ゴールデン・レトリーバーセナ8歳4ヶ月〜5ヶ月。

8歳の春、続く下痢に2種類の漢方を処方してもらいました。

この記事は2種類の漢方のうち、5月はじめに最初に処方してもらった漢方「四逆散」について取り上げています。

漢方「四逆散」の特徴を確認するとともに、獣医師から伺った処方の理由や効かなかった理由の推測をまとめました。

8歳春のお腹の調子

成長記録にも書いていますが簡単に8歳春のお腹の状態を書き留めておきます。

ゴールデン・レトリーバーセナ 8歳3ヶ月

3月の終わりから少しずつ軟便が増えていき、4月は下痢や軟便の日が多くなりました。

それでも4月は何とか踏ん張り良いうんちをすることもあり、体重も減ったものの28.5kg程度をキープ。

暖かくなったかと思えば夜は急に冷え込んだりする春の気候でしたから、お腹の調子が不安定になったとしてもおかしくはありませんでした。

何とかこのまま乗り越えたいなと思っていましたが、4月最終週に一段とお腹の調子が悪化し、5月に入りさらに下痢の日が多くなっていき、ほぼ毎日のように下痢をするようになってしまっていました。
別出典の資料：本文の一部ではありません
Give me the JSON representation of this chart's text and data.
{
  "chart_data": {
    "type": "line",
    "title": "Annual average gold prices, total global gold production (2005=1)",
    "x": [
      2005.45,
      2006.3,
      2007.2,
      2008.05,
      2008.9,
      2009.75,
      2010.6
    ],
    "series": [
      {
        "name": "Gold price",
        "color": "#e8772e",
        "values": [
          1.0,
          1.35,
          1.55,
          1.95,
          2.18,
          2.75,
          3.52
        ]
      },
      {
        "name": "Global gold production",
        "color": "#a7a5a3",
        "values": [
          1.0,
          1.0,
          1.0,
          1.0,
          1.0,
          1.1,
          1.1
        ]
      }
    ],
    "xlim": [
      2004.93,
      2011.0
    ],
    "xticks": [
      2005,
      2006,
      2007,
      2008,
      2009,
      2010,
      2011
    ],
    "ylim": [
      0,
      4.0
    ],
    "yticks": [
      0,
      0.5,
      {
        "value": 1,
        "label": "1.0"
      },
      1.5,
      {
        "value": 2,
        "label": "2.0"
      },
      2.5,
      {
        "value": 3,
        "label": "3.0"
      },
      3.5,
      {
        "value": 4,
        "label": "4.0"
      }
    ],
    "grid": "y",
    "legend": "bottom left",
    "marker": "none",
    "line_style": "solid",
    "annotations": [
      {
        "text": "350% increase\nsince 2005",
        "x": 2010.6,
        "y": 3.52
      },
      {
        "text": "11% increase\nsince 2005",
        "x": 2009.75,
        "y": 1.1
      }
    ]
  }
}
そんな時、鍼治療のドクターから「毎年春に下痢をするなら飲んでみても」ということでこれまで試したことのない漢方を処方してもらいました。

 
 

春は特に調子が悪くなりやすい

セナの場合、お腹の調子を崩すのは何も春に限ったことだけではありません。

ただ、毎年春は調子が落ちやすい傾向もある上、

1年前から鍼を始めて7歳夏・秋・冬とこれまでと比べれば比較的お腹のコントロールができていた中で、春になってまた以前のように月単位で軟便・下痢をしているとなるとやはり春にはより調子を崩しやすい傾向があるといえるのだと思います。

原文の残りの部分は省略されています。